The Office Analogy of a Software Application | by Aidan Donnelly


Aug 26, 2023
I like analogies! They sometimes help me to communicate technical topics to non-technical people. Whats under the hood of a software application can be a total mystery to most people. We all use apps on our phone and see things on our desktop like YouTube, Spotify, Photo Galeries, and blog posting websites like this one. But underneath the surface, the technology that provides these applications is not understood by most of the people who use them. That’s not a criticism, it is just a feature of any technology: the users don’t know how the technology is made. Most of us wouldn’t know where to start making even an ancient technology like a metal axe, yet alone modern technology like an automobile. So in this digital age, I have family friends and colleagues who struggle to understand what is behind a software application and how it works. Even though I am working for a technology company, my colleagues can struggle to understand. Perhaps they work in the product specification or design or they may have a background in sales or marketing or customer support. All of these really great colleagues doing excellent work can find it difficult to understand the details of why our software may be suffering from downtime, or may have performance issues. Even semi-technical colleagues can ask seemingly good questions and make suggestions: “Can you add more servers?” “What about a bigger database?” “What if we split the application into multiple smaller ones, that will help, right?”

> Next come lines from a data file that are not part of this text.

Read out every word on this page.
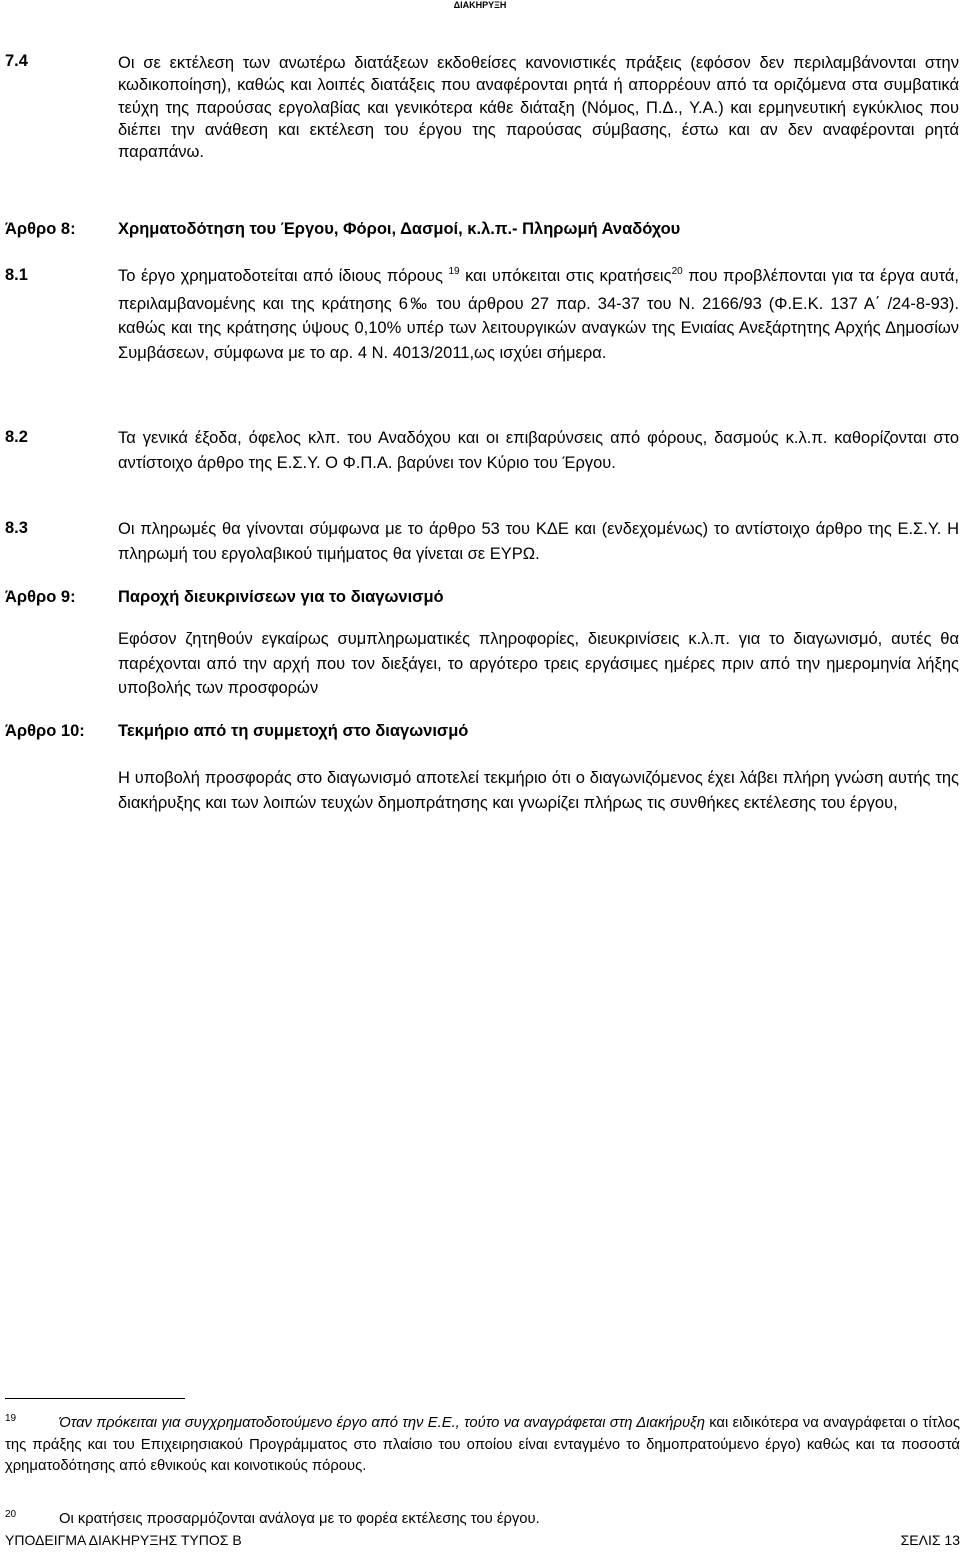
ΔΙΑΚΗΡΥΞΗ
7.4	Οι σε εκτέλεση των ανωτέρω διατάξεων εκδοθείσες κανονιστικές πράξεις (εφόσον δεν περιλαμβάνονται στην κωδικοποίηση), καθώς και λοιπές διατάξεις που αναφέρονται ρητά ή απορρέουν από τα οριζόμενα στα συμβατικά τεύχη της παρούσας εργολαβίας και γενικότερα κάθε διάταξη (Νόμος, Π.Δ., Υ.Α.) και ερμηνευτική εγκύκλιος που διέπει την ανάθεση και εκτέλεση του έργου της παρούσας σύμβασης, έστω και αν δεν αναφέρονται ρητά παραπάνω.
Άρθρο 8:	Χρηματοδότηση του Έργου, Φόροι, Δασμοί, κ.λ.π.- Πληρωμή Αναδόχου
8.1	Το έργο χρηματοδοτείται από ίδιους πόρους $^{19}$ και υπόκειται στις κρατήσεις$^{20}$ που προβλέπονται για τα έργα αυτά, περιλαμβανομένης και της κράτησης 6‰ του άρθρου 27 παρ. 34-37 του Ν. 2166/93 (Φ.Ε.Κ. 137 Α΄ /24-8-93). καθώς και της κράτησης ύψους 0,10% υπέρ των λειτουργικών αναγκών της Ενιαίας Ανεξάρτητης Αρχής Δημοσίων Συμβάσεων, σύμφωνα με το αρ. 4 Ν. 4013/2011,ως ισχύει σήμερα.
8.2	Τα γενικά έξοδα, όφελος κλπ. του Αναδόχου και οι επιβαρύνσεις από φόρους, δασμούς κ.λ.π. καθορίζονται στο αντίστοιχο άρθρο της Ε.Σ.Υ. Ο Φ.Π.Α. βαρύνει τον Κύριο του Έργου.
8.3	Οι πληρωμές θα γίνονται σύμφωνα με το άρθρο 53 του ΚΔΕ και (ενδεχομένως) το αντίστοιχο άρθρο της Ε.Σ.Υ. Η πληρωμή του εργολαβικού τιμήματος θα γίνεται σε ΕΥΡΩ.
Άρθρο 9:	Παροχή διευκρινίσεων για το διαγωνισμό
Εφόσον ζητηθούν εγκαίρως συμπληρωματικές πληροφορίες, διευκρινίσεις κ.λ.π. για το διαγωνισμό, αυτές θα παρέχονται από την αρχή που τον διεξάγει, το αργότερο τρεις εργάσιμες ημέρες πριν από την ημερομηνία λήξης υποβολής των προσφορών
Άρθρο 10: Τεκμήριο από τη συμμετοχή στο διαγωνισμό
Η υποβολή προσφοράς στο διαγωνισμό αποτελεί τεκμήριο ότι ο διαγωνιζόμενος έχει λάβει πλήρη γνώση αυτής της διακήρυξης και των λοιπών τευχών δημοπράτησης και γνωρίζει πλήρως τις συνθήκες εκτέλεσης του έργου,
19	Όταν πρόκειται για συγχρηματοδοτούμενο έργο από την Ε.Ε., τούτο να αναγράφεται στη Διακήρυξη και ειδικότερα να αναγράφεται ο τίτλος της πράξης και του Επιχειρησιακού Προγράμματος στο πλαίσιο του οποίου είναι ενταγμένο το δημοπρατούμενο έργο) καθώς και τα ποσοστά χρηματοδότησης από εθνικούς και κοινοτικούς πόρους.
20	Οι κρατήσεις προσαρμόζονται ανάλογα με το φορέα εκτέλεσης του έργου.
ΥΠΟΔΕΙΓΜΑ ΔΙΑΚΗΡΥΞΗΣ ΤΥΠΟΣ Β	ΣΕΛΙΣ 13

I have found that analogies can help to explain things to a wider audience. In this article I use an analogy of a software system as a pre-computer age office block where the employees and the files and the letters and phone calls they receive are the equivalent to modern technical infrastructure and software systems.
So, lets begin. It’s the 1960s, and computers haven’t been invented. A burgeoning HR company called People Corp occupies a 60 story building downtown in a large city. Business is booming, and the business is the outsourcing of human resource processes for small companies who cannot afford a dedicated team of HR professionals. They would like someone else to manage the paperwork involved when you recruit, sign contracts, evaluate performance, pay salaries and track absences of employees. All kinds of files or ‘records’ exist for these activities. The company has more and more customers every year as folks see the value of outsourcing their HR processes, and don’t have to deal with all that paperwork.
Behind the office reception, and the pictures of the company executives, and posters of customers shaking hands with the company owner, there are frantic people getting the company’s work done. Let’s dive into how things happen…
The company gets instructions from customers through the mail — which is delivered constantly to the 1st floor reception. The mail contains all kinds of requests from customers to update their records, query their records, and so on. Customer files are all stored in the basement filing room. Each business department is spread out on different floors of the 60 floor building. So when a letter is received in reception, or a call is made to the 2nd floor telephone exchange desk, it has to be routed to the correct department on the correct floor, and then to the right worker within that department, who then answers the phone (or opens the envelope) and understands what the customer is asking for. The worker, let’s call him Sam, now has a task to perform.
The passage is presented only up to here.